A pergunta só se aplica se for uma referência a "qual parque nacional é melhor?". Aí, lamento Embratur, mas tenho que ficar com os argentinos, que colocam à disposição muito mais informação e mais atividades ao visitante, sem cobrar os preços escandinavos que cobram os concessionários turísticos brasileiros. Mas eu não entendo como falam de "lado brasileiro" e "lado argentino" das Cataratas, como se fosse possível cortar a água.

O fato incontestável é que há mais variedade de passeios e vistas no parque argentino, da mesma forma que as passarelas do parque brasileiro permitem uma visão de todo o conjunto que não é possível do outro lado do rio. Se é do Brasil que se vêem as melhores paisagens, não pode ser o lado brasileiro o mais bonito, já que o que se vê é o parque argentino. Por outro lado, o visitante na Argentina não tem o mesmo grau de assombro que se tem do lado brasileiro, porque sempre só se vê apenas o parcial. A questão é tautológica e, como toda tautologia, absolutamente inútil. As Cataratas são uma coisa só, Y-Guazú, indivisíveis, nem sei porque se dão ao trabalho de dar nomes individuais para cada salto.

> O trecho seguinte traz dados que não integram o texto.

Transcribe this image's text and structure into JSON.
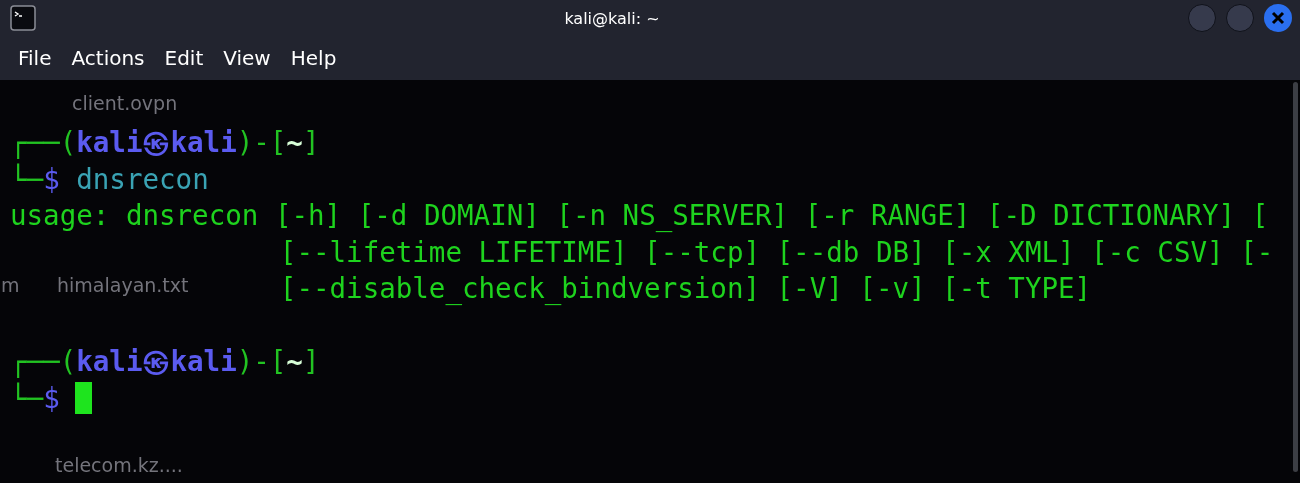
{
  "window": {
    "title": "kali@kali: ~"
  },
  "menu": [
    {
      "label": "File"
    },
    {
      "label": "Actions"
    },
    {
      "label": "Edit"
    },
    {
      "label": "View"
    },
    {
      "label": "Help"
    }
  ],
  "desktop": {
    "icons": [
      {
        "label": "client.ovpn",
        "kind": "label"
      },
      {
        "label": "m",
        "kind": "label"
      },
      {
        "label": "himalayan.txt",
        "kind": "label"
      },
      {
        "label": "telecom.kz....",
        "kind": "label"
      }
    ]
  },
  "terminal": {
    "lines": [
      {
        "kind": "prompt",
        "segments": [
          {
            "text": "┌──(",
            "kind": "frame"
          },
          {
            "text": "kali㉿kali",
            "kind": "user"
          },
          {
            "text": ")-[",
            "kind": "frame"
          },
          {
            "text": "~",
            "kind": "cwd"
          },
          {
            "text": "]",
            "kind": "frame"
          }
        ]
      },
      {
        "kind": "command",
        "cursor": false,
        "segments": [
          {
            "text": "└─",
            "kind": "frame"
          },
          {
            "text": "$",
            "kind": "symbol"
          },
          {
            "text": "dnsrecon",
            "kind": "command"
          }
        ]
      },
      {
        "kind": "output",
        "segments": [
          {
            "text": "usage: dnsrecon [-h] [-d DOMAIN] [-n NS_SERVER] [-r RANGE] [-D DICTIONARY] [",
            "kind": "output"
          }
        ]
      },
      {
        "kind": "continuation",
        "segments": [
          {
            "text": "[--lifetime LIFETIME] [--tcp] [--db DB] [-x XML] [-c CSV] [-",
            "kind": "output"
          }
        ]
      },
      {
        "kind": "continuation",
        "segments": [
          {
            "text": "[--disable_check_bindversion] [-V] [-v] [-t TYPE]",
            "kind": "output"
          }
        ]
      },
      {
        "kind": "blank"
      },
      {
        "kind": "prompt",
        "segments": [
          {
            "text": "┌──(",
            "kind": "frame"
          },
          {
            "text": "kali㉿kali",
            "kind": "user"
          },
          {
            "text": ")-[",
            "kind": "frame"
          },
          {
            "text": "~",
            "kind": "cwd"
          },
          {
            "text": "]",
            "kind": "frame"
          }
        ]
      },
      {
        "kind": "command",
        "cursor": true,
        "segments": [
          {
            "text": "└─",
            "kind": "frame"
          },
          {
            "text": "$",
            "kind": "symbol"
          }
        ]
      }
    ]
  }
}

Já fui (fomos todos) tão bombardeados com imagens das Cataratas que sinceramente achei que não iria me impressionar. Tolo engano. É fantástico. Y-Guazú, Iguaçu, Iguazú, Iguassu...em guarani quer dizer "água pra caralho". Mais água do que você pode imaginar, gotas em suspensão por todo o lado, subindo como fumarola e te envolvendo com um véu branco que altera as cores do ambiente, levando umidade a teus olhos, teu nariz e tua pele, ocupando tudo com um ruído absoluto, tão onipresente que se torna silêncio.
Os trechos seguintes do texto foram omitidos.